Com a aprovação do texto básico do projeto de lei que dá autonomia ao Banco Central (BC) na Câmara dos Deputados, o tema avança depois de quase 30 anos de debates.
Ainda faltam as emendas, rejeitadas em bloco pelo relator, mas a maioria formada (339 votos a favor e 114 contrários) permite prever que agora a aplicação da regra só depende da sanção de Jair Bolsonaro, porque o Senado já aprovou a medida em novembro de 2020.
O principal argumento favorável à autonomia do BC, que tem como principal instrumento o "descasamento" dos mandatos entre o presidente da República e a diretoria da instituição, é exatamente a blindagem da chamada "autoridade monetária" contra influências políticas. O estresse provocado pelo presidente Jair Bolsonaro a partir da quinta-feira (4) sobre o preço dos combustíveis ilustra bem a necessidade de dar autonomia à atuação do BC.

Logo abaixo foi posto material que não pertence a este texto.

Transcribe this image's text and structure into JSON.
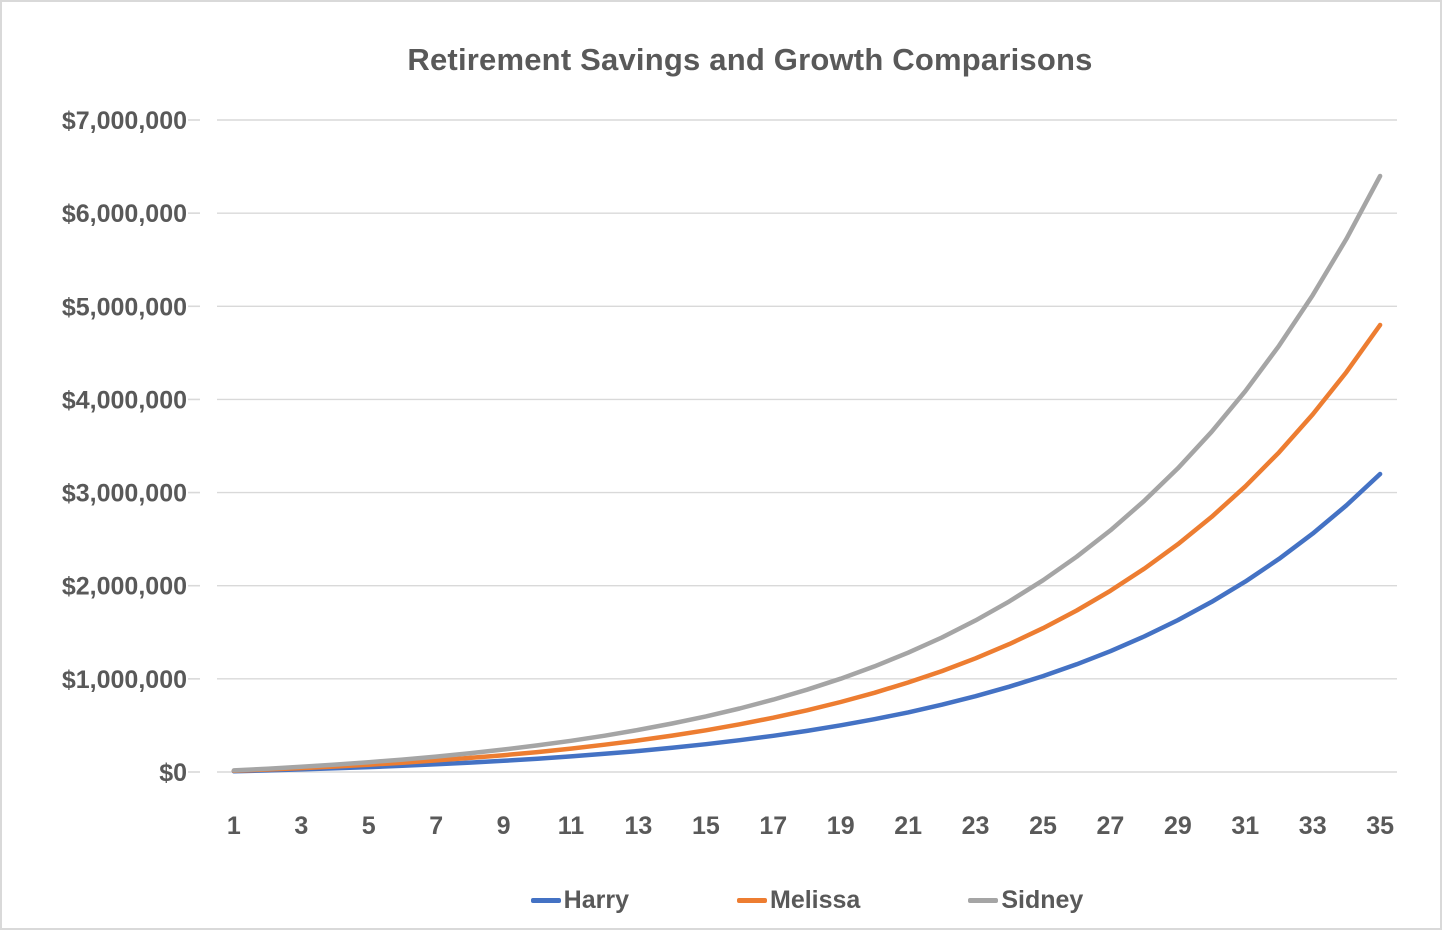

O papel mais conhecido da instituição é calibrar a taxa de juro para conter a inflação e proteger o valor do real, mas entre suas funções também estão a supervisão do sistema financeiro, portanto o comando da política de crédito, e também a administração do câmbio – na véspera, o BC teve de intervir no mercado para reduzir a alta do dólar provocada por temores em relação à volta do auxílio emergencial sem corte equivalente de despesas.
Do ponto de vista do mercado financeiro, um BC autônomo significa que essas funções serão desempenhadas sem comando do interesse eleitoral. Uma cicatriz recente foi a atuação da política monetária no governo Dilma, quando houve forte redução do juro durante período de alta de inflação (agora está ocorrendo uma situação semelhante, embora não idêntica, porque a forte recessão de 2020 justifica a manutenção de taxa baixa). A imagem do Brasil no Exterior tende a melhorar, ao menos nesse aspecto, com um BC autônomo.
As maiores críticas sobre a autonomia se concentram no excesso de poder conferido a um técnico que não se elegeu para comandar três políticas públicas essenciais. Como se trata de "autonomia", não "independência" (confira detalhes abaixo), o BC perseguirá metas definidas por ministros indicados pelo eleito.
Se o projeto for aprovado, o próximo presidente do BC só vai assumir no terceiro ano do mandato do próximo presidente da República, e a diretoria também terá períodos descasados: dois integrantes entram a cada ano dos quatro do mandato presidencial. Assim, o atual comandante da instituição, Roberto Campos Neto, poderia ficar quase 10 anos no cargo, na hipótese de reeleição de Jair Bolsonaro e de sua recondução ao posto.
O cálculo provocou alguma polêmica, embora até a véspera da eleição de Arthur Lira para a presidência da Câmara Campos Neto tenha se comportado de forma técnica. Sua presença em uma festa na casa do ministro das Comunicações, Fabio Faria, para acompanhar a votação e torcer por Lira, arranhou ligeiramente essa imagem. O compromisso não constava na agenda, como deveria, e ele não quis comentar. Então, a autonomia depende muito do compromisso do presidente com a cláusula.
Entenda as mudanças
Autonomia: há diferença entre "autonomia" e "independência". O BC do Brasil não será independente para definir suas próprias metas, que seguem sob responsabilidade do Conselho Monetário Nacional (CMN), formado pelo presidente do BC, pelo ministro da Economia e pelo secretário especial da Fazenda. O que caracteriza a autonomia é a impossibilidade de demissão sumária pelo presidente da República. Se houver necessidade de troca, terá de ser aprovada no Senado.
Papel do BC: a estabilidade de preços continua a ser o principal objetivo, mas também terá de fomentar o pleno emprego, além de zelar pela eficiência do sistema financeiro e suavizar flutuações da atividade econômica. Se houver conflito entre essas missões, prevalece a de controlar a inflação.
Mandatos: serão fixos, de quatro anos, para o presidente e a diretoria do BC, e não vão coincidir com o do presidente da República. O presidente do BC passará a assumir no terceiro ano de mandato do chefe de Estado, como já ocorre nos Estados Unidos. Cada diretor poderá ser reconduzido ao cargo uma única vez.
Sem status de ministro: para "compensar" a falta de autonomia, hoje o presidente do BC tem status de ministro, apesar de estar subordinado ao Ministério da Economia. Com a autonomia, perde esse status e se desvincula do ministério.